Ein bloßes Wiederholen von Begriffen höhlt sie aus. Worthülsen aber taugen nicht als Argumente
(lat.: Beweismittel). Mit ihnen lässt sich kaum wirklich kommunizieren, also "gemeinschaftlich
etwas tun und mitteilen".

Gibt es für eine Entscheidung tatsächlich keine Alternativen, dann besteht keine Wahl, dann aber
erübrigen sich die Diskussion und eben auch die Diskutierenden, hier die Politiker. Zu diesem
konsequenten Schluss kommt ein Kommentator auf www.neusprech.org.
Dann ließe sich – führt man den Gedanken weiter – auf Rhetorik als Demokratie bildendes Element
verzichten.

Was also macht die "Solidarität", das Zusammengehörigkeitsgefühl, der Gemeinsinn in Europa aus?

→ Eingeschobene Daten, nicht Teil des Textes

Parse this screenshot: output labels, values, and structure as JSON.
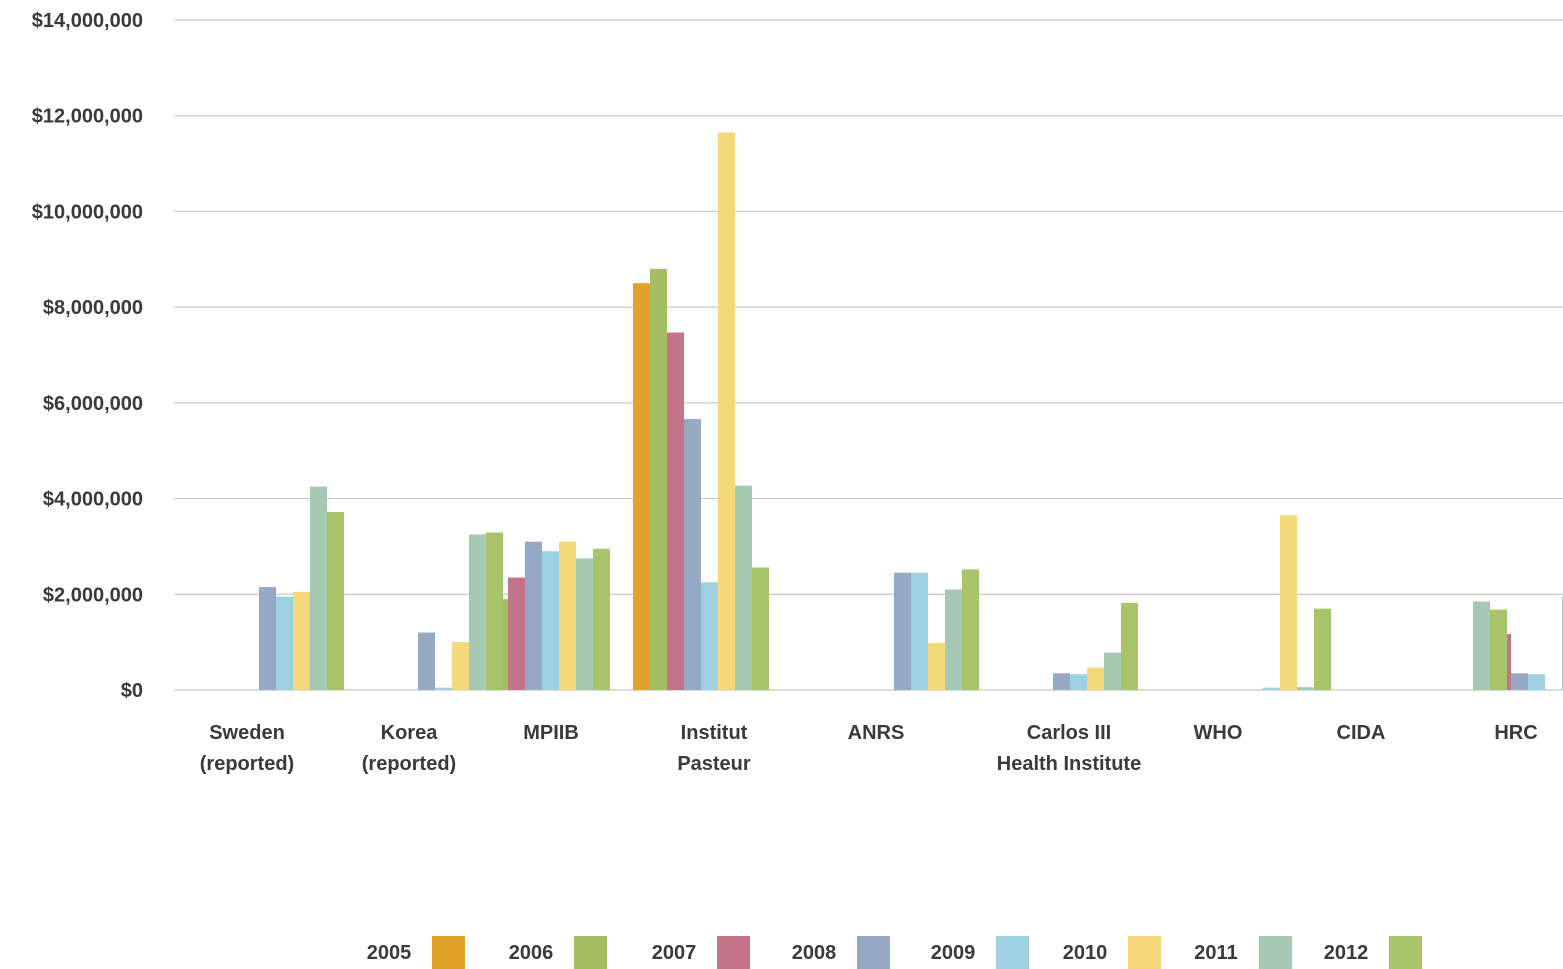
{
  "chart_data": {
    "type": "bar",
    "title": "",
    "xlabel": "",
    "ylabel": "",
    "ylim": [
      0,
      14000000
    ],
    "y_ticks": [
      {
        "value": 0,
        "label": "$0"
      },
      {
        "value": 2000000,
        "label": "$2,000,000"
      },
      {
        "value": 4000000,
        "label": "$4,000,000"
      },
      {
        "value": 6000000,
        "label": "$6,000,000"
      },
      {
        "value": 8000000,
        "label": "$8,000,000"
      },
      {
        "value": 10000000,
        "label": "$10,000,000"
      },
      {
        "value": 12000000,
        "label": "$12,000,000"
      },
      {
        "value": 14000000,
        "label": "$14,000,000"
      }
    ],
    "grid": true,
    "legend_position": "bottom",
    "categories": [
      {
        "lines": [
          "Sweden",
          "(reported)"
        ]
      },
      {
        "lines": [
          "Korea",
          "(reported)"
        ]
      },
      {
        "lines": [
          "MPIIB"
        ]
      },
      {
        "lines": [
          "Institut",
          "Pasteur"
        ]
      },
      {
        "lines": [
          "ANRS"
        ]
      },
      {
        "lines": [
          "Carlos III",
          "Health Institute"
        ]
      },
      {
        "lines": [
          "WHO"
        ]
      },
      {
        "lines": [
          "CIDA"
        ]
      },
      {
        "lines": [
          "HRC"
        ]
      }
    ],
    "series": [
      {
        "name": "2005",
        "color": "#E2A32B",
        "values": [
          null,
          null,
          2500000,
          8500000,
          null,
          null,
          null,
          null,
          null
        ]
      },
      {
        "name": "2006",
        "color": "#A3BF62",
        "values": [
          null,
          null,
          1900000,
          8800000,
          null,
          null,
          null,
          null,
          null
        ]
      },
      {
        "name": "2007",
        "color": "#C47488",
        "values": [
          null,
          null,
          2350000,
          7470000,
          null,
          null,
          null,
          null,
          1170000
        ]
      },
      {
        "name": "2008",
        "color": "#97A8C5",
        "values": [
          2150000,
          1200000,
          3100000,
          5660000,
          2450000,
          350000,
          null,
          null,
          350000
        ]
      },
      {
        "name": "2009",
        "color": "#9ED2E2",
        "values": [
          1950000,
          50000,
          2900000,
          2250000,
          2450000,
          330000,
          50000,
          null,
          330000
        ]
      },
      {
        "name": "2010",
        "color": "#F5D77C",
        "values": [
          2050000,
          1000000,
          3100000,
          11650000,
          980000,
          470000,
          3650000,
          null,
          null
        ]
      },
      {
        "name": "2011",
        "color": "#A5C9B2",
        "values": [
          4250000,
          3250000,
          2750000,
          4270000,
          2100000,
          780000,
          60000,
          1850000,
          1950000
        ]
      },
      {
        "name": "2012",
        "color": "#A8C46A",
        "values": [
          3720000,
          3290000,
          2950000,
          2560000,
          2520000,
          1820000,
          1700000,
          1680000,
          1680000
        ]
      }
    ]
  }
}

Wie verträgt sich diese "Brüssler Solidarität" mit dem - der gleichen lateinischen Wortwurzel
entstammenden - Begriff der Solidität, also der Zuverlässigkeit und der Mäßigkeit?

Und was hat das dann mit der "Stabilität", der Beständigkeit und Dauerhaftigkeit des Euro zu tun,
den der Einzelne mit seinen Steuern zu stützen hat - alternativlos?